Despite a couple of album releases as simply Luther, Vandross would get his breakthrough as the lead singer of various tracks on Change‘s ‘The Glow Of Love’ debut-album back in 1980. He refused contributing to its follow-up though because of a financial disagreement with its executive producer, Jacques Fred Petrus. Although he would sing backing vocals on The BB&Q Band‘s eponymous debut album from the same management team. From then on, he signed a solo record deal with Epic. Going straight to the position #1 in the charts with the title cut from his ‘Never Too Much’ debut-album the year after.

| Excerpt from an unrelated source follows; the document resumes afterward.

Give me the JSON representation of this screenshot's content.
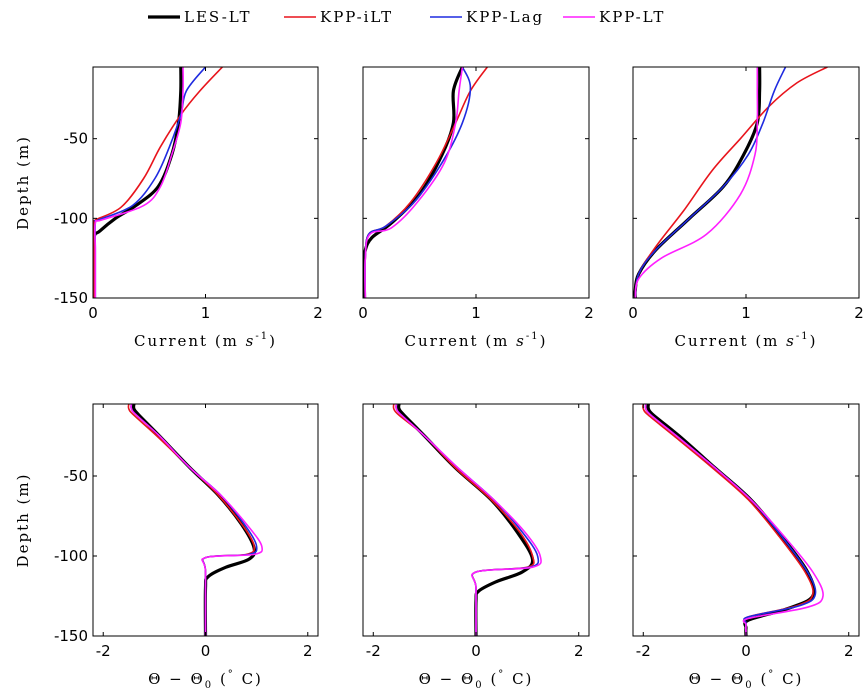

‘Never Too Much’ opened an impressive list of successes which established Vandross as the #1 R&B singer for two decades. The man varying the pleasures upon different moods. From ballads to R&B grooves and eventually hybrids such as ‘Give Me The Reason’ back in 1986.
Among his masterpieces, ‘The Night I Fell In Love’, ‘My Sensitivity (Gets In The Way)’, ‘I Wanted Your Love’, ‘It’s Over Now’ and ‘Power Of Love’. Not to mention ‘The Rush’ which David Morales remixed it an outstanding way and ‘Always And Forever’ to name a few. Vandross also happened to share the duties back in 1992 with Janet Jackson, Bell, Biv, DeVoe and Ralph Tresvant. Delivering the boiling ‘The Best Things In Life Are Free’. A cut which got extra exposure as a part of the ‘Mo’ Money’ OST with production work courtesy of Jam & Lewis. Meanwhile, some of you might also remember his collaboration with Masters At Work on ‘Are You Using Me’ back in 1998. A track which, for some reason, only saw the light as a Promo 12″ on Virgin.
An unreleased cut of his – ‘Love It Love It’ – which he co-wrote with Hubert Eaves III eventually saw the light as a part of a posthumous Greatest Hits package by the end of 2014.
Luther Vandross has sold more than 35 million records worldwide and received 8 Grammy Awards.
He sadly died from diabetes and hypertension at the JFK Medical Center in Edison, NJ on Ju. 01, 2005, at the age of 54.